A growing surplus has been seen as a concern for employers, who seek ways to mitigate ‘trapped' surpluses, where they have overfunded the scheme and then are unable to claw back the contributions.
Mike Nixon, head of pensions at the scheme’s sponsoring employer, defence group Finmeccanica, said the scheme was currently undergoing a valuation and may find that increased future service costs would put the scheme’s surplus to work.
We can’t take [the money] out again but we have means to make sense of it
Mike Nixon, Finmeccanica
“We can’t take [the money] out again but we have means to make sense of it,” he said, adding: “The company costs might have gone up.”
Alan Collins, director at actuarial consultancy Spence, said such a scheme surplus could give employer and scheme more freedom to operate.

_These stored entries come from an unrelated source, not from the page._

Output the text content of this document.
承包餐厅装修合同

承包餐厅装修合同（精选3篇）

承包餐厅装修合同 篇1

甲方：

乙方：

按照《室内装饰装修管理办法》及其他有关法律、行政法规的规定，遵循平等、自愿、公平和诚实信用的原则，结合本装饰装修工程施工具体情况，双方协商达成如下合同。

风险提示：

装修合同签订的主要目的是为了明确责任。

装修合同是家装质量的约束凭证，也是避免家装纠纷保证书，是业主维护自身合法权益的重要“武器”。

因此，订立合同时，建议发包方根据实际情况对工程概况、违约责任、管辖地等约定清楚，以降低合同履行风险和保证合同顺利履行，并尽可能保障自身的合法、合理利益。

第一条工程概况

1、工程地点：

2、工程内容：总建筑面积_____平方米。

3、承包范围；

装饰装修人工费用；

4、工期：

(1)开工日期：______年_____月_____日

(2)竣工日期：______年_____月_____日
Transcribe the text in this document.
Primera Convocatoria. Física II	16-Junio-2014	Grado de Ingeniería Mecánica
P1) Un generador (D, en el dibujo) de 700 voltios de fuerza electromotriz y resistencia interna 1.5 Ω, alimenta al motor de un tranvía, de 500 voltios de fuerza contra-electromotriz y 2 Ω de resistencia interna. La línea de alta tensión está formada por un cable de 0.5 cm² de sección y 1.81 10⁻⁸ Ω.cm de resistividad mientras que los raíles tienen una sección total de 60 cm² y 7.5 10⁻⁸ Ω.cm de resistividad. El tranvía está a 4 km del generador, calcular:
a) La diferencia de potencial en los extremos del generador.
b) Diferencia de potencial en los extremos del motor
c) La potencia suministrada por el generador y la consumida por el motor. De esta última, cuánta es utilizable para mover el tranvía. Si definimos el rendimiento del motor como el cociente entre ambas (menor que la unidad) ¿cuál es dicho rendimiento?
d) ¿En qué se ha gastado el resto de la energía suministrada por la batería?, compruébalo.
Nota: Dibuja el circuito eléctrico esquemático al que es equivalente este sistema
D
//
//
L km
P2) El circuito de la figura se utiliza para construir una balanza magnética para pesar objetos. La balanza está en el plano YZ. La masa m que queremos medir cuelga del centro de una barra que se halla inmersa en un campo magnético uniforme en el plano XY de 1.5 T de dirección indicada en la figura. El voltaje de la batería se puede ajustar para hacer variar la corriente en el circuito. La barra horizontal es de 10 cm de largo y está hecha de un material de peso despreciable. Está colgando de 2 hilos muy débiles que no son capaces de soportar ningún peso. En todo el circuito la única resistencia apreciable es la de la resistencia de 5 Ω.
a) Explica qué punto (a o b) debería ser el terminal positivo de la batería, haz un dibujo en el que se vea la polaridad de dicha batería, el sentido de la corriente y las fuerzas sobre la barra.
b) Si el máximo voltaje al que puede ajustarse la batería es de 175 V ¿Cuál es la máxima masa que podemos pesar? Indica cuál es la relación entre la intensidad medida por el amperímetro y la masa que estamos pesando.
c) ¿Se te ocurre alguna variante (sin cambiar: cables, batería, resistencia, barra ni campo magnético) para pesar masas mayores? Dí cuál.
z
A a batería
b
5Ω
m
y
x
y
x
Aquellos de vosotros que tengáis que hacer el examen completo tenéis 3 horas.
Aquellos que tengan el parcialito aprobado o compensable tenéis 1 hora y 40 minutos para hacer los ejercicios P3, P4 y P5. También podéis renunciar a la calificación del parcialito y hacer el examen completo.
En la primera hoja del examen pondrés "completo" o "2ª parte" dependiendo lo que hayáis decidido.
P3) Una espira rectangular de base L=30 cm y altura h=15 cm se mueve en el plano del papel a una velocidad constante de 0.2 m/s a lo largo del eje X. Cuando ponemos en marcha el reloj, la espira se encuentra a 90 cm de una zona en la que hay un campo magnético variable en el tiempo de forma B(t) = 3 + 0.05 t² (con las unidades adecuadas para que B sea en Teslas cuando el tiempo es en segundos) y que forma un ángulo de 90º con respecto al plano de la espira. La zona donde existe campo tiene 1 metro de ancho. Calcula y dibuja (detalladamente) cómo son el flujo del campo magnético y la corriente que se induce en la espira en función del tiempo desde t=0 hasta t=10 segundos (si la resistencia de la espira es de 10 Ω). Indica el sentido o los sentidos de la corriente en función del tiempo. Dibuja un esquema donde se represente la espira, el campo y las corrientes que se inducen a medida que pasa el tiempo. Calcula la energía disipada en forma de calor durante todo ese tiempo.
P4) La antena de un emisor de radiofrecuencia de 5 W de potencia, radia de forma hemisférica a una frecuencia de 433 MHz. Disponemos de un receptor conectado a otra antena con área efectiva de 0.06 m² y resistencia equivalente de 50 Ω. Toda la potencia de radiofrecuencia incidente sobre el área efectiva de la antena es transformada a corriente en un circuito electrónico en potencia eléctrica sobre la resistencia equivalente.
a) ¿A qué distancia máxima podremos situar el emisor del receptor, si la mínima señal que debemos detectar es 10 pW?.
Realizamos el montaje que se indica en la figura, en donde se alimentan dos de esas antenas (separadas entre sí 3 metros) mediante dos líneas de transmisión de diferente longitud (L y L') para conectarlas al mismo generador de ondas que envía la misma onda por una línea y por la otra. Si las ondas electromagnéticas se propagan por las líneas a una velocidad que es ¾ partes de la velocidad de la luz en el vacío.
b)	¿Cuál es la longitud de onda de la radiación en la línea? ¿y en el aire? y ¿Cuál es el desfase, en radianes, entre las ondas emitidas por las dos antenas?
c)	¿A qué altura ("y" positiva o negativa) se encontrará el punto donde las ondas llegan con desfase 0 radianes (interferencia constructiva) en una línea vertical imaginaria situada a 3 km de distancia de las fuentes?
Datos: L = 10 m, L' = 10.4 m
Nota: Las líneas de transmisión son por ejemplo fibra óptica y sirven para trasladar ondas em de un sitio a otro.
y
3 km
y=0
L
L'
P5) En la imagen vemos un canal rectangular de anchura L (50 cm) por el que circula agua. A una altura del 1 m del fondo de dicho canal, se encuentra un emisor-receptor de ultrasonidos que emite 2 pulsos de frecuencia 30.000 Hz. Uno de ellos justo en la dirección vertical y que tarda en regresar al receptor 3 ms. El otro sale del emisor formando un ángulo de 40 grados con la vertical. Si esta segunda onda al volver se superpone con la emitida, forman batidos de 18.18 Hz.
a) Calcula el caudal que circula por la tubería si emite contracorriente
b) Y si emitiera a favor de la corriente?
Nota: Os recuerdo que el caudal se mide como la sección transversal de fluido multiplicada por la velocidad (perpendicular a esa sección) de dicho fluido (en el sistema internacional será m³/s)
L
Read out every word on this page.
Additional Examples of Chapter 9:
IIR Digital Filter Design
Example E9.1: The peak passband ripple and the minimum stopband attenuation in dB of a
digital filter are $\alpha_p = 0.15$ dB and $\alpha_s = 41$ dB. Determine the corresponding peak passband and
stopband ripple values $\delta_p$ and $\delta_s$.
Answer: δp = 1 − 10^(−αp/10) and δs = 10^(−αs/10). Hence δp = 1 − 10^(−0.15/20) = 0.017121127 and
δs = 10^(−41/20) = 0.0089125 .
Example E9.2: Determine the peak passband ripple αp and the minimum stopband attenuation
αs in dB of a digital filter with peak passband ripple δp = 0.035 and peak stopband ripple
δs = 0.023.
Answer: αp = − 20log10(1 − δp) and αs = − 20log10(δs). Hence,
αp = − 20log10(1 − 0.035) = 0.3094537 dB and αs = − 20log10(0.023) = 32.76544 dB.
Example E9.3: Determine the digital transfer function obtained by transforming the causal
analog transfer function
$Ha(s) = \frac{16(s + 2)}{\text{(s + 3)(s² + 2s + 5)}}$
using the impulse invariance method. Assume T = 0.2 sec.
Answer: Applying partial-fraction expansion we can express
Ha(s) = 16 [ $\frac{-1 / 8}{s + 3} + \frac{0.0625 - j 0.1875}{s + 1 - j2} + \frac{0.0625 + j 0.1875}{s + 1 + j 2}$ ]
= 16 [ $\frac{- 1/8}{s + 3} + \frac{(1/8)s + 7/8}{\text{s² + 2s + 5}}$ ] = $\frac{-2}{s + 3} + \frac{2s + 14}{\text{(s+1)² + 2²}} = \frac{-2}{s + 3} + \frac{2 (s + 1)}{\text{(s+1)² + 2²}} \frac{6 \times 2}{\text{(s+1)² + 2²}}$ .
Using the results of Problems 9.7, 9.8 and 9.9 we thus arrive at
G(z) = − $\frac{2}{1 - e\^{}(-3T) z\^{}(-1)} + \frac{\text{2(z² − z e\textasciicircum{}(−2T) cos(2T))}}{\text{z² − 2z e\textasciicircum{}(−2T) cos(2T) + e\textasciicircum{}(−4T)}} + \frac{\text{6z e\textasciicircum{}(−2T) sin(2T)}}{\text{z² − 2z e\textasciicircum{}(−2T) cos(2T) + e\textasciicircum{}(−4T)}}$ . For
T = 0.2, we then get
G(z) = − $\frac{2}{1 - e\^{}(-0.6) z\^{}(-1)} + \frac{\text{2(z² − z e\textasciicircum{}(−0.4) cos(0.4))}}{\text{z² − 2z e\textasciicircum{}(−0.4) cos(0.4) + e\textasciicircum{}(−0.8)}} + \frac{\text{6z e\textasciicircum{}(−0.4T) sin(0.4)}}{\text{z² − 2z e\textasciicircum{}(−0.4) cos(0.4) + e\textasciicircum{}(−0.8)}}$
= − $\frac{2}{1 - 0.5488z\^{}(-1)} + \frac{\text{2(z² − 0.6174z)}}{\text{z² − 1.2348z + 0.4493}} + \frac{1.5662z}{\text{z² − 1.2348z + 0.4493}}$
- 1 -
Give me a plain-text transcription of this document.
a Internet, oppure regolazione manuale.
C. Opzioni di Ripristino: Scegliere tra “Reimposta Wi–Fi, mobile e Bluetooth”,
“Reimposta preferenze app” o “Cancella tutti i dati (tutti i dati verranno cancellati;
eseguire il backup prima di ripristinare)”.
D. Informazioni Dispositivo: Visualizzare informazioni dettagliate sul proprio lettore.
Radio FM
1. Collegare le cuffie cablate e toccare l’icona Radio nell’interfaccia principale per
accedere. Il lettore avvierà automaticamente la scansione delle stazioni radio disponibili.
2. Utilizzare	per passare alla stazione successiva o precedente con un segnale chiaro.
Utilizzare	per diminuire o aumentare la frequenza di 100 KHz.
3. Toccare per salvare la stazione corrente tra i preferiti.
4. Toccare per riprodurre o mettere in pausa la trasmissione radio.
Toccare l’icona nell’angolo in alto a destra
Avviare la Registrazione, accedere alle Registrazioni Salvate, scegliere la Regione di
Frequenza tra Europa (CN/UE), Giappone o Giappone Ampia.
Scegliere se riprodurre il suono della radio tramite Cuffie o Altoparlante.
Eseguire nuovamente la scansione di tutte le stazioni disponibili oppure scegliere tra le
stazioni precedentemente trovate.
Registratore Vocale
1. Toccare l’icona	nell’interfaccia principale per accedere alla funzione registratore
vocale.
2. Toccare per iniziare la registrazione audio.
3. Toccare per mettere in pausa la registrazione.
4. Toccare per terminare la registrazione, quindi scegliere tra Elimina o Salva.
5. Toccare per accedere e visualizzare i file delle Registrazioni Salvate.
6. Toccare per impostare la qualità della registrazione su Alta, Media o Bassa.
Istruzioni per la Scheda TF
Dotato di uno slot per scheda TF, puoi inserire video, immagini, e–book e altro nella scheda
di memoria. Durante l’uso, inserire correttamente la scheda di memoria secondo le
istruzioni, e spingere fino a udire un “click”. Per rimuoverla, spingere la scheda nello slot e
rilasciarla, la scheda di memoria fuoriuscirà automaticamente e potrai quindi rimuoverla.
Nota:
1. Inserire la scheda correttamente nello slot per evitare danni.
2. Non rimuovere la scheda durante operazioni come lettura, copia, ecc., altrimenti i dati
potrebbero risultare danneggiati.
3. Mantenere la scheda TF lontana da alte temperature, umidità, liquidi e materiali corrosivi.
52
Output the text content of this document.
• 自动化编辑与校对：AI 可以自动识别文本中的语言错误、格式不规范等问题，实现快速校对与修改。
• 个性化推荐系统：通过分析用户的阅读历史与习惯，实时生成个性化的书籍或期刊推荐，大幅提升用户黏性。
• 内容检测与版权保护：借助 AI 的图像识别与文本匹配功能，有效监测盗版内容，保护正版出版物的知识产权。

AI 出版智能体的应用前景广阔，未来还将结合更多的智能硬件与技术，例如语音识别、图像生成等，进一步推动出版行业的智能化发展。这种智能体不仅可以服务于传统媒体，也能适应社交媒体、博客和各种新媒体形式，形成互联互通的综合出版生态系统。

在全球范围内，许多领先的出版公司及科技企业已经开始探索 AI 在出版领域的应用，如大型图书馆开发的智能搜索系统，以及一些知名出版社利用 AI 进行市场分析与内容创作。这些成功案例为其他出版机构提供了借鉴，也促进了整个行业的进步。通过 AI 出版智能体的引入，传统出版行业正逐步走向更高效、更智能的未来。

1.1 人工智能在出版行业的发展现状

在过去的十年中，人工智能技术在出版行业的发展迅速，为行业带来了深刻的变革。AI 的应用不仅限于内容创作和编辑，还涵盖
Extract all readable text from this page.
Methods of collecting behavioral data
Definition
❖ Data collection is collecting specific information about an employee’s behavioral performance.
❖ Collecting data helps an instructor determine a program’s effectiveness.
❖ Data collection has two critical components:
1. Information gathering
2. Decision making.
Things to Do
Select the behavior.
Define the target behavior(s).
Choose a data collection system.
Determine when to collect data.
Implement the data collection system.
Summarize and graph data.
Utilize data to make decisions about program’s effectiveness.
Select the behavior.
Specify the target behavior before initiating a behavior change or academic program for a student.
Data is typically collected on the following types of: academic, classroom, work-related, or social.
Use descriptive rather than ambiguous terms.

"It’s not a massive surplus, it’s a reasonable buffer against keeping costs down," he said. “It might be allowing them to take an aggressive investment strategy, which might fit with the company outlook.”
Surpluses have moved up the agenda for some of those employers and schemes whose funding levels have improved.
Earlier this year the Shell Contributory Pension Fund set up a reserve account, allowing the employer to continue to make contributions to the overfunded scheme without the risk of trapping money not needed to pay benefits.
Hugh Nolan, chief actuary at consultancy JLT Employee Benefits, said falling gilt yields have likely driven surpluses down towards the end of the year. He said: “Gilt yields have fallen over the year… it may well be that their funding level now is worse than it was."
Nolan added some schemes have rules allowing the employer to reduce or hold contributions in the event of a surplus, letting it reduce over time. “What’s happening at the moment is, as people see this surplus sitting there, it empowers them to try new things.”